One day came the moment when the starred chef stopped to eat in a boui-boui, the day when the doctor fell ill, the day that saw the poorly shod shoemaker wandering around in the landscape garden on fallow land. A difficult day, a day of questions, disbelief or why not.
The perception of change management has recently undergone a mutation linked to the fact that it has imposed itself as an obvious necessity in a dynamic of forced adaptation, of precipitated change against a background of agility.
Focus on human capital. The movement of the raw material of the contemporary organization has been modified with this wave. Then, the backwash. Question: "Apart from the perception we have today, has change management changed with the upheavals caused by the pandemic?
A refreshing look from a change management specialist: Ronald Isaac. We asked him. With passion, he generously agreed to answer. We share this monthly post with him.
Terms and conditions, rules of engagement
From the outset, the image rendered by the ice remains immutable. The answer to why remains the same. Foundation, foundation, foundation. The main change management methodologies and their derivatives remain the same. Rules are rules and call for compliance. However, the ways in which they are applied have changed significantly as the number of variables in the same human equation has increased considerably. All these new variables have a common source: location. For the rest, adherence to projects, recognition of the need for change, communication strategies, knowledge transfer, the need for reinforcement... to use a time-honoured expression, worn out by over employment... is continuity in change.
Exploded silos
The place, THE place. The work was catapulted home. Rarely in a dedicated room, a closed office. For the majority, BEFORE teleworking was occasional, an exception, a small delight. Abruptly, it became the only way. Without really realizing it, because at the beginning many were charmed by this novelty effect against a background of no traffic jams, everyone's personal and professional spaces became permeable.
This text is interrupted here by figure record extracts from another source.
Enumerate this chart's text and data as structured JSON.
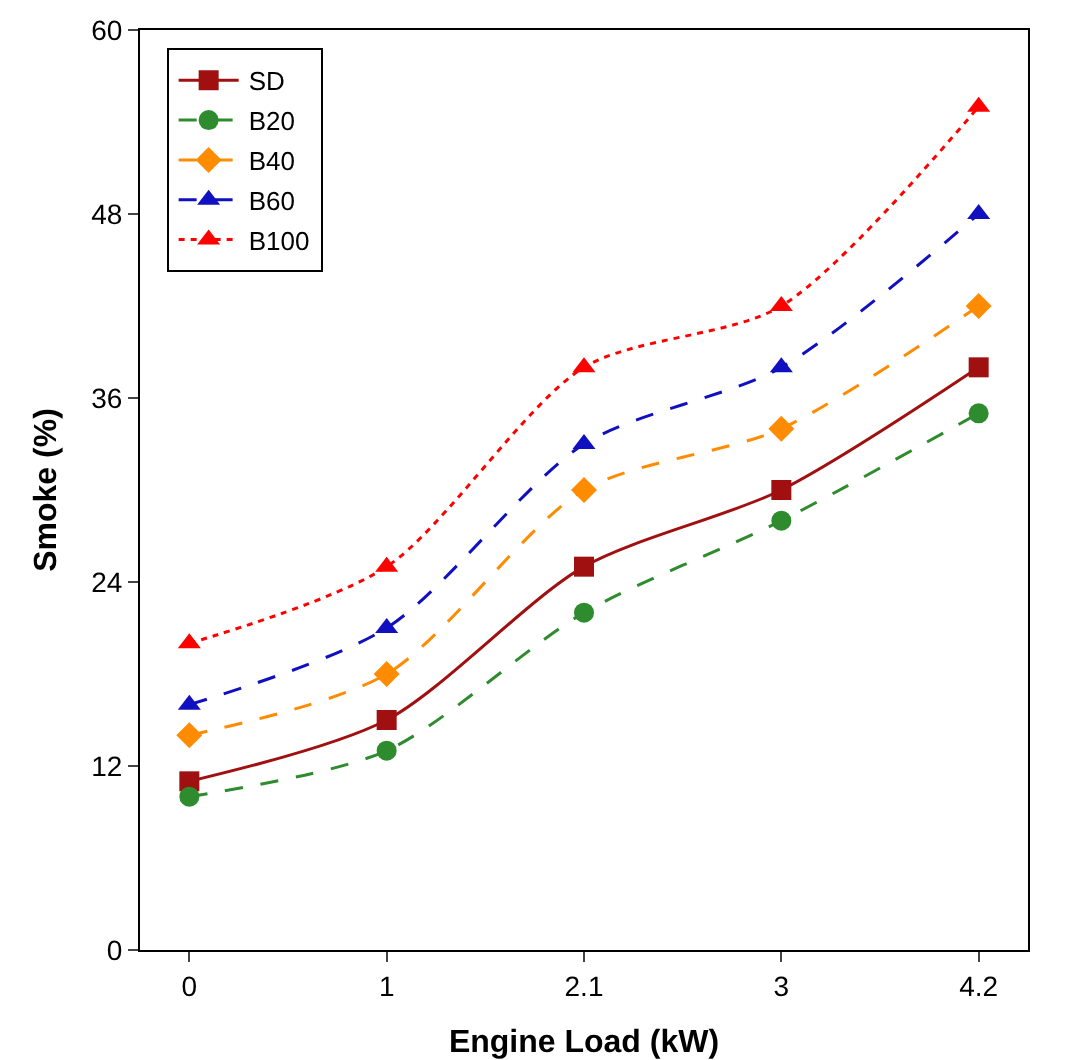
{
  "chart_data": {
    "type": "line",
    "xlabel": "Engine Load (kW)",
    "ylabel": "Smoke (%)",
    "categories": [
      "0",
      "1",
      "2.1",
      "3",
      "4.2"
    ],
    "series": [
      {
        "name": "SD",
        "color": "#a01010",
        "values": [
          11,
          15,
          25,
          30,
          38
        ],
        "marker": "square",
        "line_style": "solid"
      },
      {
        "name": "B20",
        "color": "#2e8b2e",
        "values": [
          10,
          13,
          22,
          28,
          35
        ],
        "marker": "circle",
        "line_style": "dashed"
      },
      {
        "name": "B40",
        "color": "#ff8c00",
        "values": [
          14,
          18,
          30,
          34,
          42
        ],
        "marker": "diamond",
        "line_style": "dashed"
      },
      {
        "name": "B60",
        "color": "#1010c0",
        "values": [
          16,
          21,
          33,
          38,
          48
        ],
        "marker": "triangle",
        "line_style": "dashed"
      },
      {
        "name": "B100",
        "color": "#ff0000",
        "values": [
          20,
          25,
          38,
          42,
          55
        ],
        "marker": "triangle",
        "line_style": "dotted"
      }
    ],
    "ylim": [
      0,
      60
    ],
    "yticks": [
      0,
      12,
      24,
      36,
      48,
      60
    ],
    "grid": false,
    "legend": "top left"
  }
}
It has become so easy to go from the living room to the office, sometimes even without moving. Why not take a look at the screen that has just been shaken again by the beep of an incoming e-mail? Then, instead of spending an hour or two in the car or train, why not occupy those moments with moving important files forward? Focus is gradually getting closer to his friend Isolation. Strange attraction of the virtual, the eternal return of the same... For several years now, it has been with extraordinary ease that many people have virtualized their social life by embracing social media... hundreds and hundreds of relationships without even having to have a connection.
It is in this context, therefore, that the modalities of accompaniment during change take on a very significant importance. Periods of exchange and sharing become crucial in order to avoid a heavy feeling of isolation. More than ever before, tact must take pride of place in the relational space of accompaniment during change. On this specific point, Ronald Isaac tells us:
By moving the workplace to the home, we have necessarily created the conditions that make it impossible to ignore the personal dimension in the space of professional challenges. However, we have also clumsily knocked down the only bulwark that guarantees privacy.
The discomfort of the glance
Discomfort. The eye scrutinizes. Turning off the camera is often perceived as a rudeness as if the eye were turned away during the conversation. The pretext used is often that of the desire to emulate presence, contact, to recreate the possibility of considering the non-verbal. It is as if suddenly it became as difficult to have a non-visual exchange with a colleague as it is to be able to get a non-smartphone.
Absolute necessity or fabricated necessity?
Videoconferences follow one another at a frantic pace during the day. Do they always have to be visual? Would it be a simple mental view to consider that image brings more? Ronald Isaac brings us back to the concrete example of the call centers that exploded at the turn of the 90s. How the people who worked there had to operate... without an image.
Today, we are used to reading non-verbal language with the help of a picture. But during the period that saw the explosion of call centers, the training of call center agents placed a real emphasis on decoding non-verbal communication with audio alone. Voice intonation, pauses and word choice are just as important markers as posture and hand movement.
Ronald Isaac is accustomed to giving his interlocutors the choice of participating in meetings with or without a camera. Exchanges that are better grounded in reality according to him, but above all more respectful of the space of the other. "Expecting others to constantly let the camera work is like asking them to deliver their intimacy on stage, to be constantly in performance mode. The space tinted in this way is anything but true".